6 Responses to “Here are some links”

  1. I felt the same way about being concerned about liking Vince in the SlapChop commercial. Usually, I just FFW right past the commercials, but something INSANE about that one kept me watching the whole time, and though I wanted to hate the host, I did not. It IS good to know that being on his side is justified.

  2. 2 evgrng

    fellatio with angily unwilling participants is definitely the best kind

  3. 3 Peter Lynn

    Also, I heard a rumour that Vince was put up in a hotel room with Billy Mays at a convention, and they got in a fistfight.

  4. 4 KD

    Sweet baby Jesus, can you imagine how awesome the Billy Mays vs.
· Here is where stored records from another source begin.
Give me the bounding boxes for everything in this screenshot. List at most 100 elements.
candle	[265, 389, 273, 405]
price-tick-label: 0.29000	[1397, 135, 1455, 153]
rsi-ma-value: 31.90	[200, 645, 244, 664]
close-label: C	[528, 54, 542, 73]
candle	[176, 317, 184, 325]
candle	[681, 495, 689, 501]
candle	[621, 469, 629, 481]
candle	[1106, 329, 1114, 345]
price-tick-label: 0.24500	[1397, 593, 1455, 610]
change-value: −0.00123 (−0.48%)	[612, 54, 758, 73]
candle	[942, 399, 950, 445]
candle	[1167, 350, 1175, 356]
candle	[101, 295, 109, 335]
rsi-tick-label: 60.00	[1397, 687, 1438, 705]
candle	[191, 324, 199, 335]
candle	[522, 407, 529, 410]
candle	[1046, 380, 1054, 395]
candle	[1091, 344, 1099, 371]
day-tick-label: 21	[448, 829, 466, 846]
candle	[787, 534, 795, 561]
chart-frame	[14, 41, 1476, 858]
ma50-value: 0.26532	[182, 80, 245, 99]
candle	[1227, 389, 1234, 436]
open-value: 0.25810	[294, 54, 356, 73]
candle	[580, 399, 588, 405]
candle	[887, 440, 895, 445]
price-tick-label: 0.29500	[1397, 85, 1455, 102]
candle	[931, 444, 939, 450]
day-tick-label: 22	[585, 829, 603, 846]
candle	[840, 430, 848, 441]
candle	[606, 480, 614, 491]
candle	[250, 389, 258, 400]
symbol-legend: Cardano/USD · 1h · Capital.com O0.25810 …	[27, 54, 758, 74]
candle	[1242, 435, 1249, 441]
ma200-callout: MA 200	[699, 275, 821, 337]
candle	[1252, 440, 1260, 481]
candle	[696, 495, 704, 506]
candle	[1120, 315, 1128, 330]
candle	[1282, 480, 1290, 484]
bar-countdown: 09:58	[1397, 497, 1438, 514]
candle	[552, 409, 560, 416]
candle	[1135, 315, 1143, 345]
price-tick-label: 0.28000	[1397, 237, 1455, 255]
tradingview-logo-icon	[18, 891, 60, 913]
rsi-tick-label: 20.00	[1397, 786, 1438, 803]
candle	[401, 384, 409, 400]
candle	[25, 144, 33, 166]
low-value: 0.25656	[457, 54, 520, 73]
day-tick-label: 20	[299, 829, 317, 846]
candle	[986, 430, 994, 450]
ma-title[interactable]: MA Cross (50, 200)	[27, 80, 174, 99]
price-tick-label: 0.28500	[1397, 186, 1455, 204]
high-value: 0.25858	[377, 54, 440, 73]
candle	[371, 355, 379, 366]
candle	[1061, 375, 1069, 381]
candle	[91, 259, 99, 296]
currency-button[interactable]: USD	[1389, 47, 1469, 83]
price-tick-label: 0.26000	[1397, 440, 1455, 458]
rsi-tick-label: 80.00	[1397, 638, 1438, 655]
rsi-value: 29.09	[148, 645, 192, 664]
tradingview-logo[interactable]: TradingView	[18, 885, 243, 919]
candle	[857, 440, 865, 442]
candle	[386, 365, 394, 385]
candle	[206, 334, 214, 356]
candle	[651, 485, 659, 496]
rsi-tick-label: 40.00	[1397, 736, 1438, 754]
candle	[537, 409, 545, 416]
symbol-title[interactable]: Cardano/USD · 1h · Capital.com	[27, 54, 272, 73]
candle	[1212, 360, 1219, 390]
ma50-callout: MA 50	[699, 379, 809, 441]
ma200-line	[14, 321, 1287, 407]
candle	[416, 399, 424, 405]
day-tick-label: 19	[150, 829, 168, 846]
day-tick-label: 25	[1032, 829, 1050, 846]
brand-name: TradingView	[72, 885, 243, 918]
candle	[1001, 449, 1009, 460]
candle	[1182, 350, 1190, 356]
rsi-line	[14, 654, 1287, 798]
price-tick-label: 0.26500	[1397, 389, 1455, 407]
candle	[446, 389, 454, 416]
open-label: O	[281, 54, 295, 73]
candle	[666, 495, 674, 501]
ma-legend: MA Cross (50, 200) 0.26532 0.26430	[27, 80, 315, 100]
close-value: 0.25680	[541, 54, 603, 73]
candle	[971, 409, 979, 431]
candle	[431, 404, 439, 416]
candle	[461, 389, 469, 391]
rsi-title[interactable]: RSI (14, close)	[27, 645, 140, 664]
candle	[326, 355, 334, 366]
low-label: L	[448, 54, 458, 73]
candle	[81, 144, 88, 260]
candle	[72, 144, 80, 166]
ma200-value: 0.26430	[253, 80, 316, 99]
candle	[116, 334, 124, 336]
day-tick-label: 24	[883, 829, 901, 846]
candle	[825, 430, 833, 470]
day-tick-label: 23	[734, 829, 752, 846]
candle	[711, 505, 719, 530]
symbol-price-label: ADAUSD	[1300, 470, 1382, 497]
Vince cage match would be! You’d need at least $20 worth of paper towels (or one large ShamWow) to mop up the blood,huge teeth and flying spittle.

  5. I’ve since received confirmation from a credible source who has had actual professional dealings with Vince that Billy Mays does in fact hate his guts, and that this is partly because Vince himself is a first-grade dickhead. On the other hand, Billy Mays is really annoying and shouty. I’ve actually shouted back at the television set to get him to shut up. Then I realized I could just push a button for that.

    So, while I’m still on Vince’s side in the fight against Scientology, I really want to call up Fox Celebrity boxing and set up a grudge match between him and Billy Mays. I think the winner of that fight has to be the American people.

  6. I would pay good money to see Billy Mays slap the sh*t out of Vince. Well, I guess I’d just like to see Billy Mays hurt somebody. He seems like the kind of guy that would laugh manically while crushing someone’s face with the heel of his boot.


    Last week you post a link to “Rule Forty Two” which kept me busy for a solid 2 hours while I read about rock star’s receiving popcorn-scented blowjobs. Now you post a link to F*** My Life, which not only manages to be fresh and funny, but also make me feel better about my life.

    You have managed to make me waste numerous hours being unproductive while relishing in the hedonism/misery of others. Keep it up.